À presque 70 ans, il est à la veille d’une retraite politique. Sur le plan électoral, il ne peut plus avoir ce qu’il avait. Les citoyens sont devenus indifférents à son égard et il est terriblement contesté dans son parti jusqu’à essuyer des jets de pierres au cœur de la Maison de Parti, appellation surannée qui renvoie au bolchévisme.
Resté dans le maquis marron-beige, couleur pain chocolat, c’est se mettre à l’abri d’une catastrophe électorale qui le précipiterait tristement à la porte de sortie. Macky Sall ne badine pas avec ceux qui expriment des positions qui le contrarient. Cheikh Bamba Dièye, Malick Gackou, Abdoul Mbaye, Amsatou Sow Sidibé et même Moustapha Cissé Lo et Aminata Touré en savent quelque chose.
Le maintien de Aminata Mbengue Ndiaye, de Serigne Mbaye Thiam et la promesse qui aurait été faite à Tanor de trôner à la tête du Haut Conseil des Collectivités Locales, une juteuse et protocolaire institution, ne s’expliquent que par leur extrême allégeance à Macky Sall. Être avec son parti aux élections législatives est conséquemment, pour Tanor et ceux qui, dans le bureau politique du parti, relèvent de son obédience une question de survie politique.
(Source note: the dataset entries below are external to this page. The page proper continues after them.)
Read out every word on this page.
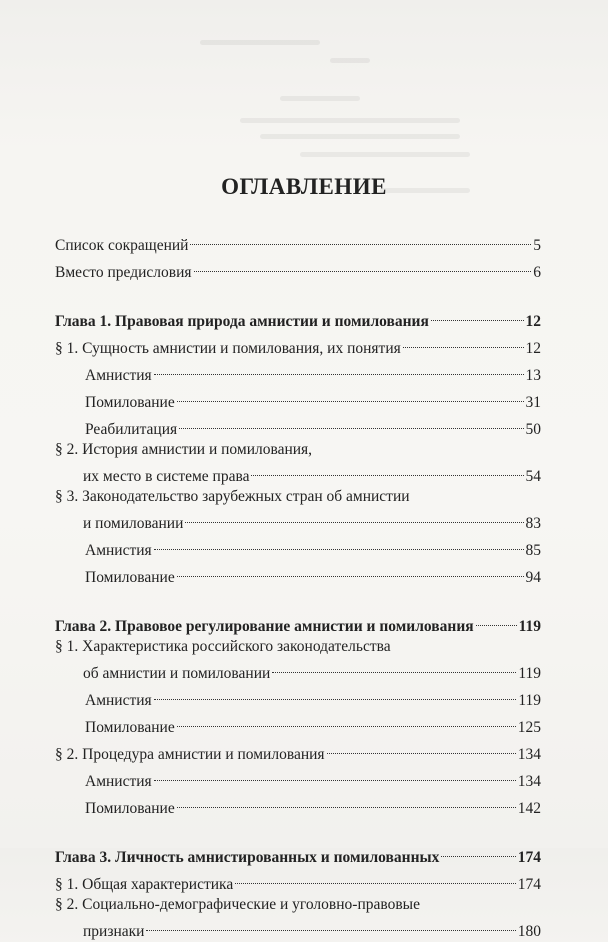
ОГЛАВЛЕНИЕ
Список сокращений	5
Вместо предисловия	6
Глава 1. Правовая природа амнистии и помилования	12
§ 1. Сущность амнистии и помилования, их понятия	12
Амнистия	13
Помилование	31
Реабилитация	50
§ 2. История амнистии и помилования,
их место в системе права	54
§ 3. Законодательство зарубежных стран об амнистии
и помиловании	83
Амнистия	85
Помилование	94
Глава 2. Правовое регулирование амнистии и помилования	119
§ 1. Характеристика российского законодательства
об амнистии и помиловании	119
Амнистия	119
Помилование	125
§ 2. Процедура амнистии и помилования	134
Амнистия	134
Помилование	142
Глава 3. Личность амнистированных и помилованных	174
§ 1. Общая характеристика	174
§ 2. Социально-демографические и уголовно-правовые
признаки	180
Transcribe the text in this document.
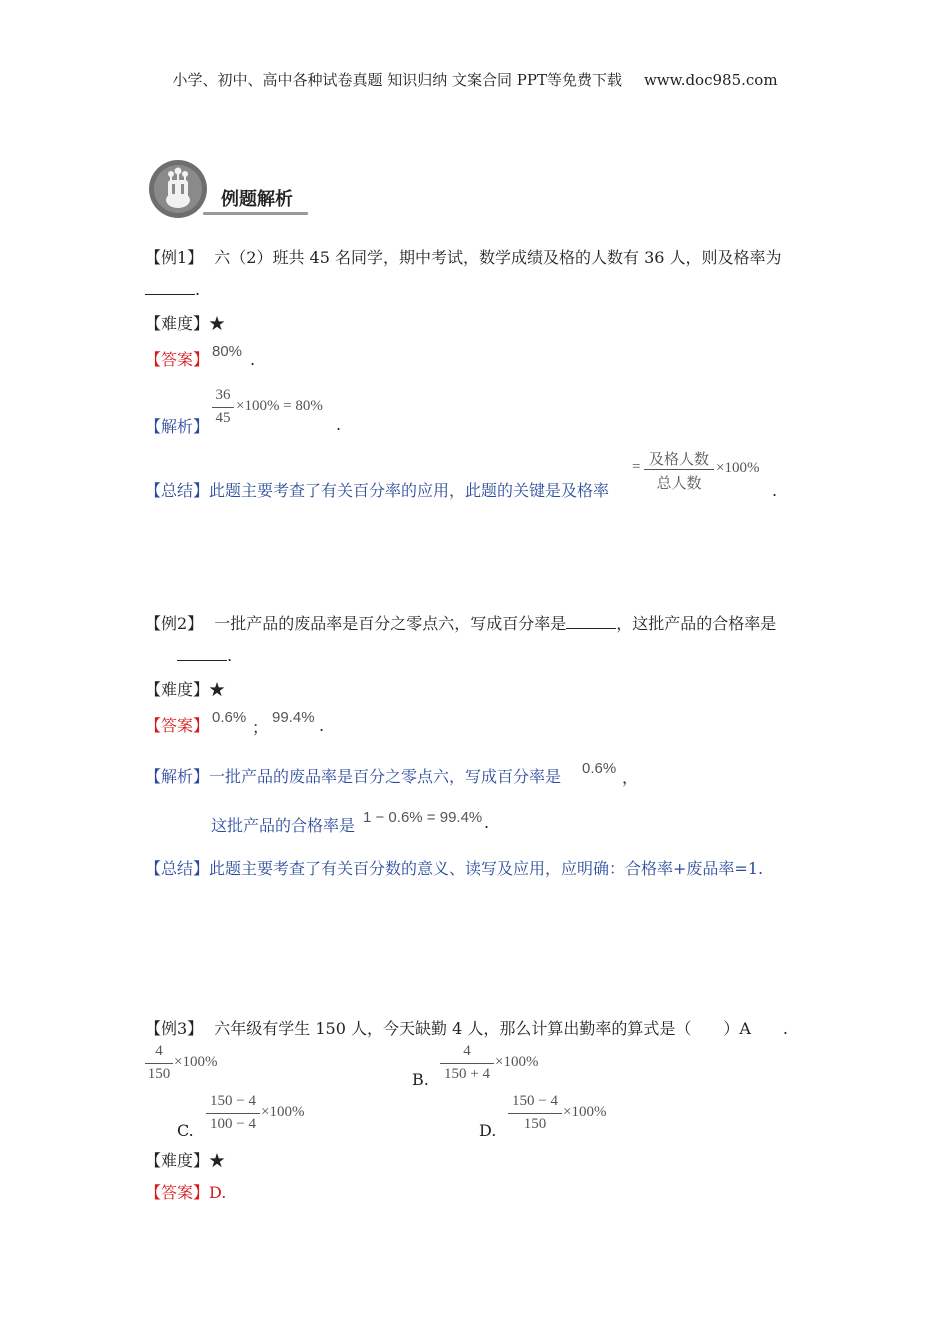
小学、初中、高中各种试卷真题 知识归纳 文案合同 PPT等免费下载 www.doc985.com
例题解析
【例1】 六（2）班共 45 名同学，期中考试，数学成绩及格的人数有 36 人，则及格率为
.
【难度】★
【答案】 80% .
【解析】
36
45
×100% = 80%
.
【总结】此题主要考查了有关百分率的应用，此题的关键是及格率
= 及格人数
总人数
×100%
.
【例2】 一批产品的废品率是百分之零点六，写成百分率是	，这批产品的合格率是
.
【难度】★
【答案】 0.6%
；
99.4% .
【解析】一批产品的废品率是百分之零点六，写成百分率是 0.6% ，
这批产品的合格率是 1 − 0.6% = 99.4% .
【总结】此题主要考查了有关百分数的意义、读写及应用，应明确：合格率+废品率=1.
【例3】 六年级有学生 150 人，今天缺勤 4 人，那么计算出勤率的算式是（　　）A　　.
4
150
×100%
B.
4
150 + 4
×100%
C.
150 − 4
100 − 4
×100%
D.
150 − 4
150
×100%
【难度】★
【答案】D.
Mais cette décision n’est pris ni en Comité Directeur, ni en Congrès. Elle est unilatérale car Tanor sait bien qu’elle ne passerait point en Congrès. La suite logique sera indubitablement, la présentation d’une liste parallèle qui s’élargirait sur le reste du Sénégal sous l’appellation de  « Taxawu Sénégal ».Le camp Khalifa n’accepterait point cet unilatéralisme qui illustre davantage la cassure que subit le PS. Tanor n’en est point ébranlé : l’essentiel est qu’il sauve sa peau.